Our kidneys play an important role in keeping our bodies healthy. Their job is to clean our blood by removing excess fluid and toxins that can otherwise cause serious health complications. But one in ten Canadians has kidney disease, meaning their kidneys are not functioning at their full capacity, putting them at risk for developing kidney failure. Every year more than 600 patients with pre-dialysis and chronic kidney disease visit our Community Renal Centre and for dialysis patients, St. Joe’s can feel like a second home — many visit our clinic over 150 times a year for treatment which can last for up to four hours at a time. To understand more about kidney disease, we talked to Pat Pollard, our Independent Dialysis Coordinator at St. Joe’s.
Why are our kidneys so important?
Our kidneys remove waste products (toxins) and excess fluid from our bloodstream. When they aren’t working properly, those toxins and excess fluid can build up and we can see the accumulation of minerals like phosphorus, which can rob your bones of calcium, putting them at higher risk for becoming brittle and breaking, and potassium, which can actually stop your heart.
What leads to our kidneys not working properly?
The two major causes of chronic kidney disease are diabetes and high blood pressure, but it can also be hereditary. If a patient has low-functioning kidneys (meaning they have not failed), they are referred to our clinic where our team (consisting of nephrologists, nurses, dietitians, pharmacists and social workers) works with them to slow down the progression of kidney disease by altering their medication, diet, fluid intake, and keep their blood pressure and blood sugar levels within normal ranges.
What happens if someone’s kidneys fail?
When a patient’s kidneys fail they need to start a process to remove toxins and excess fluid from their bloodstream, called dialysis. There are different kinds of dialysis, including peritoneal dialysis which is done at home on a daily basis and consists of a catheter being inserted into the lining of the abdomen and a special solution being used to draw the excess fluid and toxins out. Haemodialysis is another type of dialysis; in-centre treatment requires patients to come into the Health Centre where they’re connected to a machine that has a filter called a dialyzer – or an artificial kidney –which removes the toxins and excess fluid from their blood. The process takes between three and a half to four hours and is done three times a week.

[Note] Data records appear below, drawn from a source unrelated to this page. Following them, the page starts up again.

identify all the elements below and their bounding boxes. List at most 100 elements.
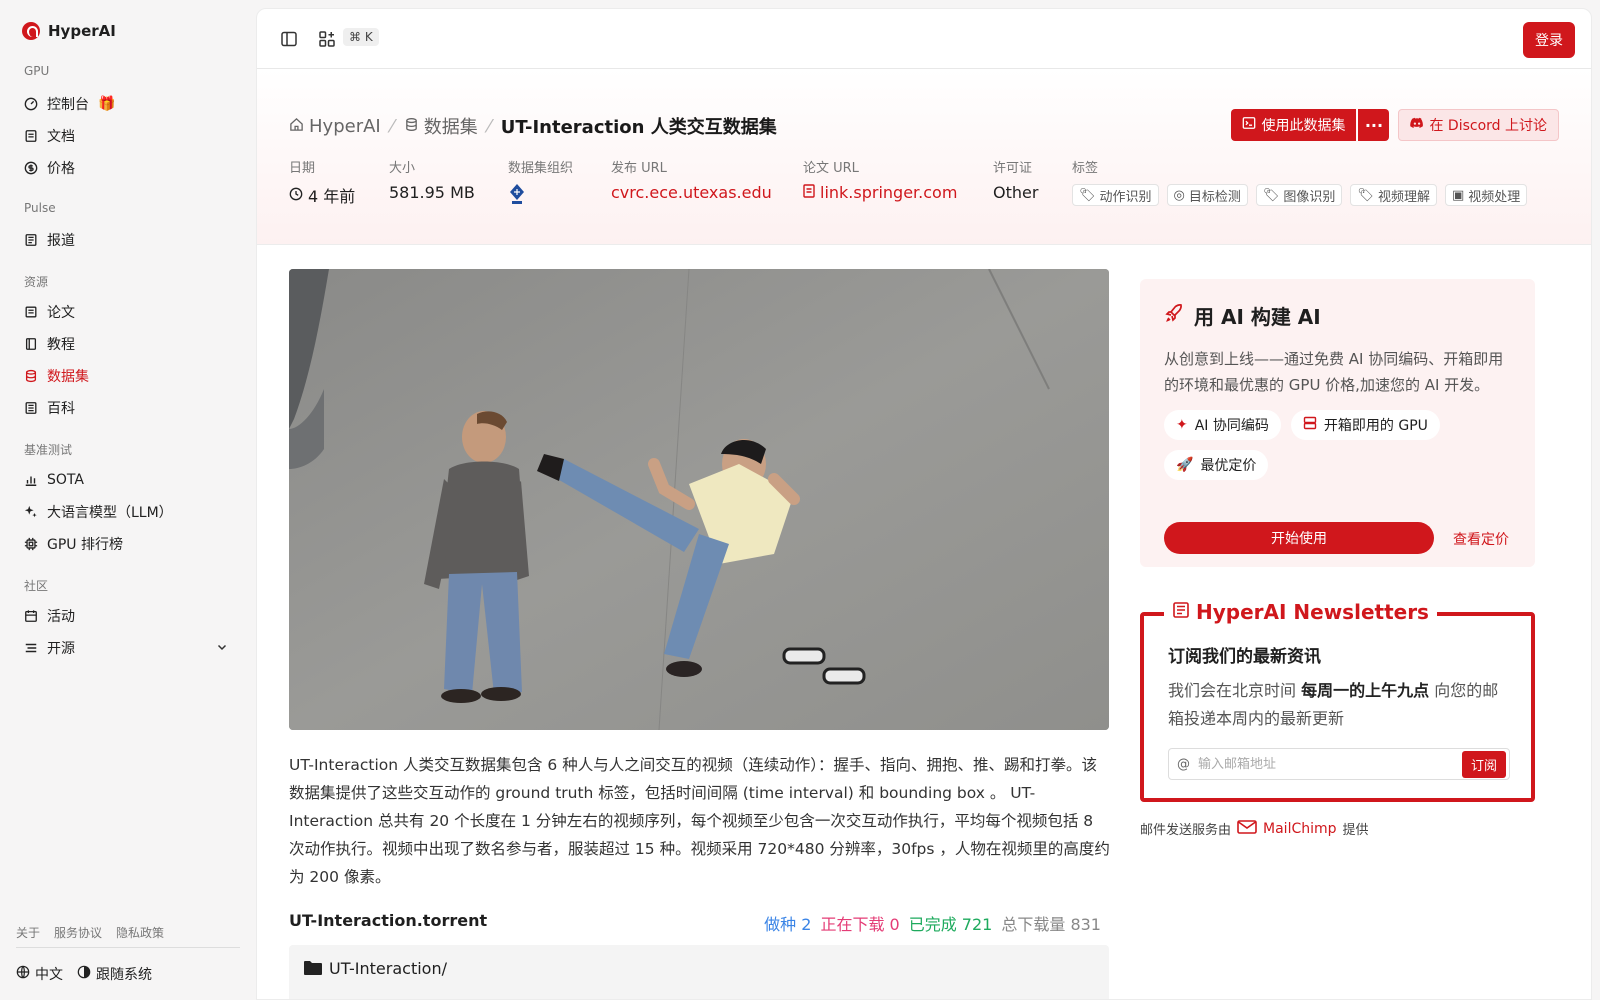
mail-icon: [1237, 819, 1257, 838]
theme-switcher[interactable]: 跟随系统: [77, 964, 152, 984]
sidebar-item-label: 报道: [47, 233, 75, 249]
home-icon: [289, 116, 304, 137]
app-name: HyperAI: [48, 22, 116, 40]
theme-label: 跟随系统: [96, 967, 152, 983]
shortcut-badge: ⌘ K: [343, 28, 379, 46]
tag-icon: 🏷: [1357, 187, 1374, 203]
dataset-header: HyperAI ⁄ 数据集 ⁄ UT-Interaction 人类交互数据集 使…: [257, 69, 1591, 245]
meta-label: 许可证: [993, 161, 1033, 176]
sidebar-item-gpu-ranking[interactable]: GPU 排行榜: [16, 530, 238, 558]
breadcrumb-label: 数据集: [423, 117, 478, 138]
topbar: ⌘ K 登录: [257, 9, 1591, 69]
sidebar-item-label: SOTA: [47, 472, 84, 488]
app-logo[interactable]: HyperAI: [22, 22, 116, 40]
sidebar-item-label: 控制台: [47, 97, 89, 113]
downloading-count: 正在下载 0: [820, 915, 900, 934]
database-icon: [24, 369, 38, 383]
tag-chip[interactable]: 🏷 动作识别: [1072, 184, 1159, 206]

Can people do dialysis at home?
Yes! Peritoneal dialysis is exclusively done at home because it happens seven days a week. Haemodialysis can also be done at home. Our teams offer training to any patients looking to do either at their homes, complete with resources and support as needed.
How else is kidney failure treated?
Other options are conservative/palliative care. Patients dealing with additional chronic diseases may not wish to start dialysis, in which case our team still manages their care. A kidney transplant is also an option, which is considered another type of treatment. All treatments require life-long monitoring but taking steps to focus on your health – such as exercising on a regular basis, eating well, controlling your blood pressure, etc. – can allow someone with chronic kidney disease to maintain a good quality of life.